Sarah & Fred Haberman
Co-founders of Haberman marketing agency
We had never heard of Kazakhstan. This was in 1992. We were 26. Kazakhstan had been part of the Soviet Union and the wall had just fallen, so to speak. Sarah’s father introduced us to two gentlemen here who wanted to start a business there. There were probably only 50 to 100 Westerners at that time in Almaty, the largest city in the country. There were no fax machines, and we couldn’t trust the banks, so we carried $30,000 in cash with us. Everyone handed out a lot of gifts—we’d call it bribery. Then our investors left. But we created the first office-products retail store there. We’d go to the mountains to unwind pretty much every weekend. And often we’d go camping with this guy Sergei. We didn’t have any equipment, so the first time we used these burlap sleeping bags that would only zip up to our bellybuttons. When it rained, the tent would leak. But it was gorgeous. Wild horses would run through our campsite. The wildflowers were taller than us. You’d see a yurt and a sheepherder and that’s about it. We left after eight months. Saying goodbye to Sergei was the most difficult and challenging thing we’ve ever had to do abroad. He surprised us by giving us his hat. We’ve worn it since, but mostly what we took from Sergei was how we communicated with him, through stories around the fire. Our business now is storytelling, sharing the stories of
pioneers. And that was Kazakhstan: going into the unknown, scared out of your mind.
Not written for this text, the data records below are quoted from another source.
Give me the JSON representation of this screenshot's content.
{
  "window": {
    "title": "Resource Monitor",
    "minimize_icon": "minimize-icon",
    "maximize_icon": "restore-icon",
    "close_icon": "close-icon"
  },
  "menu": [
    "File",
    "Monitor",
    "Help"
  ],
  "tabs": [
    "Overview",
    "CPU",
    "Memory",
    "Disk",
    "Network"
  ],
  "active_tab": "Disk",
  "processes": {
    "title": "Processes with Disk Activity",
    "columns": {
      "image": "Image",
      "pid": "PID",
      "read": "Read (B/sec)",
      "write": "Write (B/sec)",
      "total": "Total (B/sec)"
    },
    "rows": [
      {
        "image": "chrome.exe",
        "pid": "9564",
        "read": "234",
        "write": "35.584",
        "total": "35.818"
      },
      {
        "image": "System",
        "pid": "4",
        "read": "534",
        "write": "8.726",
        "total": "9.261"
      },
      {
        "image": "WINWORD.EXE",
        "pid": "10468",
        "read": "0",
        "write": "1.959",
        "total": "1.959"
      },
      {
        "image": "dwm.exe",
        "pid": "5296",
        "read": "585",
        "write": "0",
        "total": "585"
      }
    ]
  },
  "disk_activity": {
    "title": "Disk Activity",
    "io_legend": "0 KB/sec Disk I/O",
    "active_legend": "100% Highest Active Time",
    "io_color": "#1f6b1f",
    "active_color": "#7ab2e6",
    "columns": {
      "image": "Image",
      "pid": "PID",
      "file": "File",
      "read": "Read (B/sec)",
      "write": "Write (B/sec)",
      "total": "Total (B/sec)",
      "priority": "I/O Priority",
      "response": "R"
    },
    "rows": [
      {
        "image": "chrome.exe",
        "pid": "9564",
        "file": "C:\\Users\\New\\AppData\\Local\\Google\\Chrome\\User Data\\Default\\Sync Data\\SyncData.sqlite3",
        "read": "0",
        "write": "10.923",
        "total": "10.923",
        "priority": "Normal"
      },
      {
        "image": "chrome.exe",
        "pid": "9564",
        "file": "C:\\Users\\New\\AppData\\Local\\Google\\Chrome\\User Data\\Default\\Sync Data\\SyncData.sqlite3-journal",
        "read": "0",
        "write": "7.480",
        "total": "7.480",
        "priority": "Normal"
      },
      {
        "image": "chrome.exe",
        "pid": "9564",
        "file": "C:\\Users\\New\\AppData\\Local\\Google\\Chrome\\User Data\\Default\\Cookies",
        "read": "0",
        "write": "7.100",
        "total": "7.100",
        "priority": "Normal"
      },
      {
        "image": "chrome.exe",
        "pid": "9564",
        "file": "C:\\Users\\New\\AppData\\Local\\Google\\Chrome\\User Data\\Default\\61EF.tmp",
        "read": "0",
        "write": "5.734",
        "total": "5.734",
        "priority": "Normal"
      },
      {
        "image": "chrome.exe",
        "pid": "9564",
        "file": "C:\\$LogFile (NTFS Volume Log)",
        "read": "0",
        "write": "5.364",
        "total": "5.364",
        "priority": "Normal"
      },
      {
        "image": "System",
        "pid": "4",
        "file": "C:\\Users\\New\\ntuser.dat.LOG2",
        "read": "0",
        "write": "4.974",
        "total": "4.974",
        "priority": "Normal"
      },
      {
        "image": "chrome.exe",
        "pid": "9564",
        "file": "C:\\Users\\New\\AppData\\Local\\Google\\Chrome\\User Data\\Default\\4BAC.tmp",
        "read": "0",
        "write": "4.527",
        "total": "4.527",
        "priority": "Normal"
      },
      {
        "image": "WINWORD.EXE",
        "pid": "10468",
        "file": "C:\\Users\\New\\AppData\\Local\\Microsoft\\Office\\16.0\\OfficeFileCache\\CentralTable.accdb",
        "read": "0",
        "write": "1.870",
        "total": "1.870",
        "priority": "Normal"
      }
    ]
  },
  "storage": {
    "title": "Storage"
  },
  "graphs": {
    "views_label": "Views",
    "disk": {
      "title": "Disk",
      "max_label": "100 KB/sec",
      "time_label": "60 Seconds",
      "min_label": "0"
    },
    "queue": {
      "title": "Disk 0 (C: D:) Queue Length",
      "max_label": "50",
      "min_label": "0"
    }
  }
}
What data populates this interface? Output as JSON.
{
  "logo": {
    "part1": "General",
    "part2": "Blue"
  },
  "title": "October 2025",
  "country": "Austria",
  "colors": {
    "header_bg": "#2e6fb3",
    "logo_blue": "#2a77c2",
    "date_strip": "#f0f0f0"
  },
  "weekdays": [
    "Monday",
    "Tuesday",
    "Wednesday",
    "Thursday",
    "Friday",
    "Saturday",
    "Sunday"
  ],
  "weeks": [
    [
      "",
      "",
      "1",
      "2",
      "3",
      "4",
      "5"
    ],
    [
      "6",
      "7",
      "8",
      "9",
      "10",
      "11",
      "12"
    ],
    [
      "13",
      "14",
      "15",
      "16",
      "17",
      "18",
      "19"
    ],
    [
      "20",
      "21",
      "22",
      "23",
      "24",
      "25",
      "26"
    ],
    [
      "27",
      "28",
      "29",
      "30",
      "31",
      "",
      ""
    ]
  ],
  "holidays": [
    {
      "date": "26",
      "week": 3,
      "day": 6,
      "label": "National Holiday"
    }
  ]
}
I think it’s in my DNA—I’m chronically curious. I’ve probably biked more than 120,000 miles. And now, with my Blue Zones project and as a National Geographic fellow, I travel to illuminate the human condition. Where are people doing things better than us? What lessons can we learn? Naturally, I pick up souvenirs along the way. From Okinawa, I brought back a traditional wedding kimono, which costs about $70,000 to make, is good for about 200 weddings, and is then retired. I bought it for $500 underneath a highway from a vendor. Biking through China, I stumbled across a guy who went into villages and bought 300- to 400-year-old furniture. I bought a whole shipping container of it: Ming Dynasty furniture at Ikea prices. Hiking around Lake Atitlan in Guatemala, I met this Mayan man making drawings on a 12-foot-wide scroll—absolutely exquisite. I said, half flippantly, “When you finish that, I’ll buy it.” He wrote me later: “Send $3,000 and I’ll send it to you.” With blind confidence, I did. Now, whenever I pass it in my house, I’m transported to this indescribably gorgeous lake. My whole house is landmined with memories; I can walk from one end to another and recall 13 expeditions.